ND school unveils $450,000 ag expansion
STEELE, N.D.—When Kidder County, N.D., merged its two high schools for this school year, there was one major hitch: the county school district's ag program had always been based at Tappen High School. All of the students now go to Steele High School. Steele had a shop, but not the kind of facility that would house all of the agriculture and vocational education offerings.
To solve the problem, the district put up a $450,000 agriculture education expansion that they hope will continue to attract more students to the program and prepare students for careers in agriculture for years to come. It consists of a roomy shop, a self-contained classroom,a balcony storage space and a greenhouse work space. A new greenhouse will be coming soon.
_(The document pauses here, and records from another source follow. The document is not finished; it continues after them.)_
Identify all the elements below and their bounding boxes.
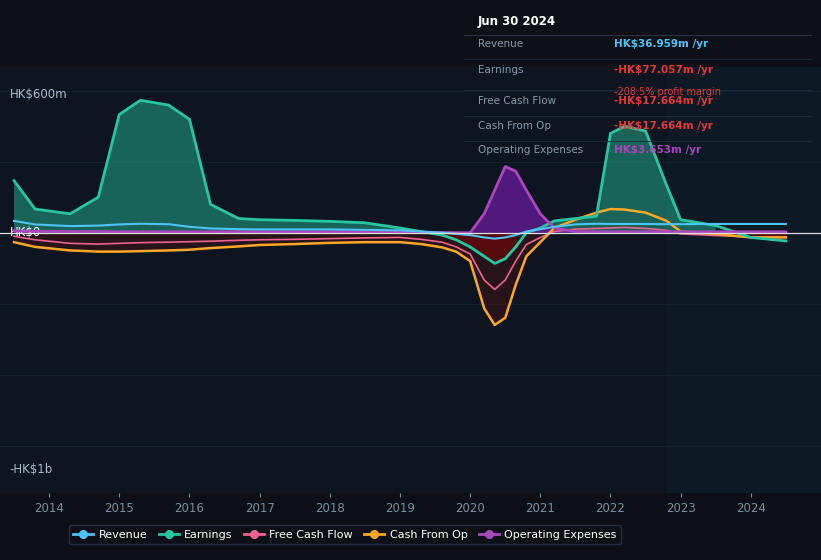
Text: -HK$17.664m /yr: -HK$17.664m /yr (613, 96, 713, 106)
Text: Operating Expenses: Operating Expenses (478, 146, 583, 156)
Text: Revenue: Revenue (478, 39, 523, 49)
Text: -HK$17.664m /yr: -HK$17.664m /yr (613, 121, 713, 131)
Text: Free Cash Flow: Free Cash Flow (478, 96, 556, 106)
Text: Cash From Op: Cash From Op (478, 121, 551, 131)
Text: HK$36.959m /yr: HK$36.959m /yr (613, 39, 708, 49)
Legend: Revenue, Earnings, Free Cash Flow, Cash From Op, Operating Expenses: Revenue, Earnings, Free Cash Flow, Cash … (69, 525, 621, 544)
Text: HK$3.653m /yr: HK$3.653m /yr (613, 146, 700, 156)
Text: -HK$77.057m /yr: -HK$77.057m /yr (613, 66, 713, 76)
Text: Jun 30 2024: Jun 30 2024 (478, 15, 556, 27)
Bar (667, 67, 821, 493)
Text: Earnings: Earnings (478, 66, 523, 76)
Text: HK$600m: HK$600m (10, 88, 67, 101)
Text: -208.5% profit margin: -208.5% profit margin (613, 87, 721, 97)
Text: -HK$1b: -HK$1b (10, 463, 53, 476)
Text: HK$0: HK$0 (10, 226, 41, 239)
The school, which educates students from across a county that spans more square miles than the state of Rhode Island, on April 9 held an open house to show the community the new facility prior to Kidder County FFA's annual banquet.
Superintendent Rick Diegel said funding for the facility came out of the district's building and general funds. Education always has a cost, whether for textbooks or facilities, and the school board and community felt like having an adequate place for agriculture education was worth the price tag, he said.
"We felt like this was a high enough need that it was very much worth doing," he said.
The cost breakdown was about $350,000 for the building itself and about $100,000 for the components inside, Diegel explained. He added that a ventilation system for the welding stalls, which will filter the air and return it to the building rather than just suck it out, will result in long-term savings from heating costs.
Agriculture education teacher Pete Martin said his program has been in the new building since January. Some of the classes have helped construct things like tool storage cabinets and welding bays. Martin said he has some students who are in the ag facility five hours of the day—taking three classes from him and coming in on their free time to help out.
"I think they really enjoy it," he said.
He's seen more people sign up for classes, in part, he believes, because students no longer have to travel to Tappen, located 14 miles away, to attend.
While construction was going on, ag classes were held in the Steele school's old shop. Allison Roth, a sophomore student who formerly went to school in Tappen, said the temporary classroom situation, moving into and finishing the new facility and merging two schools have meant a "big adjustment" for students. But the new facility has been "definitely an upgrade."
"It is really amazing to see how it's come along," she said.
Roth, the FFA chapter's reporter, sees the facility as a way to unite the two schools, get a more diversified FFA membership and grow the ag education program.
Junior Austin Schmidt, who also used to go to Tappen, said moving the students and the ag program to Steele seems to have created some buzz in Steele that never happened in the past.
"I thought our shop over in Tappen was pretty nice, but to get this all built just allows us to do so much more than we could there and gives us so much more space," he said.
Schmidt, the FFA vice president, is in the welding class that helped construct the welding stalls. Martin said the class welded all the wall dividers between stalls, as well as putting together chairs and tables to make one stand, an idea they got from Lynnes Welding in Bismarck and Fargo. Students also have built a storage room next to the welding bays, Martin added.
Building the welding bays was a "hectic" process, Schmidt said, but one that has built excitement about the class. He's heard of more people signing up for it for next year, and by joining the welding class, students also will have the opportunity to join FFA.
Diegel said Kidder County's agriculture education classes, along with its technology and engineering education program, give the school unique offerings to get students ready for life after high school. Few schools in the state offer both programs, with only two rural schools offering both, confirmed Aaron Anderson, agriculture education supervisor in the North Dakota Department of Career and Technical Education.
"We have a great school. We offer a lot of different programs that our kids are able to take and it will really prepare them for their post high school careers," Diegel said.